僕が小説を書くように
 どうやら彼女は、複雑な家庭環境のもとで育ったらしかった。

 幼いころ、父親が家を出て、母親以外の女と暮らし始めたらしい。
 以来、父親とは没交渉だそうだ。

 それに、彼女の可愛さが災いして、性被害にもずいぶん遭ったようだ。

「だから、恒常的な男性不信なんです。

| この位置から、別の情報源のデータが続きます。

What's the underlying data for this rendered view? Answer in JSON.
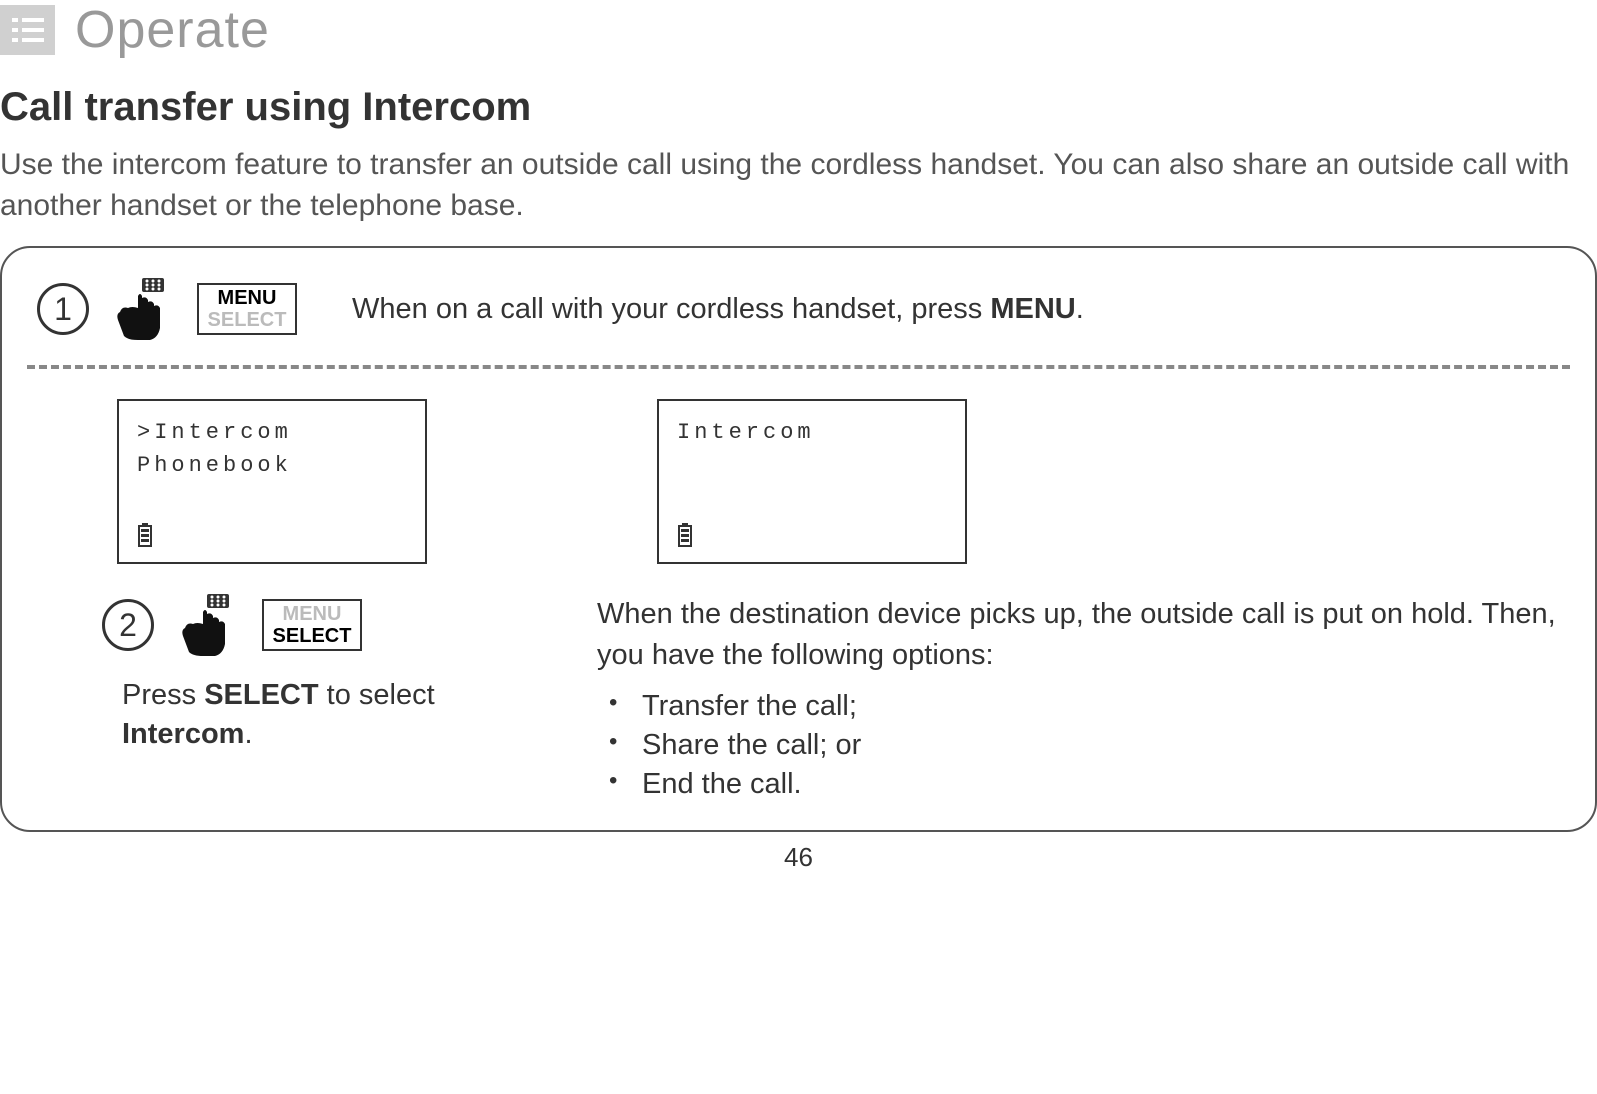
{
  "header": {
    "section": "Operate"
  },
  "heading": "Call transfer using Intercom",
  "intro": "Use the intercom feature to transfer an outside call using the cordless handset. You can also share an outside call with another handset or the telephone base.",
  "step1": {
    "number": "1",
    "menuLabel": "MENU",
    "selectLabel": "SELECT",
    "text_before": "When on a call with your cordless handset, press ",
    "text_bold": "MENU",
    "text_after": "."
  },
  "step2": {
    "number": "2",
    "menuLabel": "MENU",
    "selectLabel": "SELECT",
    "screen_line1": ">Intercom",
    "screen_line2": " Phonebook",
    "text_before": "Press ",
    "text_bold1": "SELECT",
    "text_mid": " to select ",
    "text_bold2": "Intercom",
    "text_after": "."
  },
  "right": {
    "screen_line1": "Intercom",
    "intro": "When the destination device picks up, the outside call is put on hold. Then, you have the following options:",
    "options": [
      "Transfer the call;",
      "Share the call; or",
      "End the call."
    ]
  },
  "pageNumber": "46"
}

好きになっても、相手に自分を委ねられない」
 彼女は、そんな打ち明け話をしてくれた。

 僕は、この子は小説家になる素質がある、とすぐさま思った。

 現実世界が満たされている人間は、小説など書かない。
 不幸な生き方をしている人間ほど、芸術に魅せられる。

 僕の持論だ。
 なぜなら、僕も満たされた毎日を送っているとは、とても言えないからだ。

 彼女ほどでないにしても、僕も実家との関係がうまくいかなかった人間だ。
 母親とは、関係を修復できないまま、逝かれてしまった。

 時間とともに苦しみは薄れていく。
 小説のネタも増えていく。

 だから僕は、小説を書いているのだろう。
 息をするのと同じように。

 吐き出さないと、窒息してしまうから。

 彼女も僕と、似たような精神構造をしているのではないか。

 それなら、もう少し分かり合えるんじゃないか。

 僕は、錯覚であるにしても、そんな淡い希望を持たずにはいられなかった。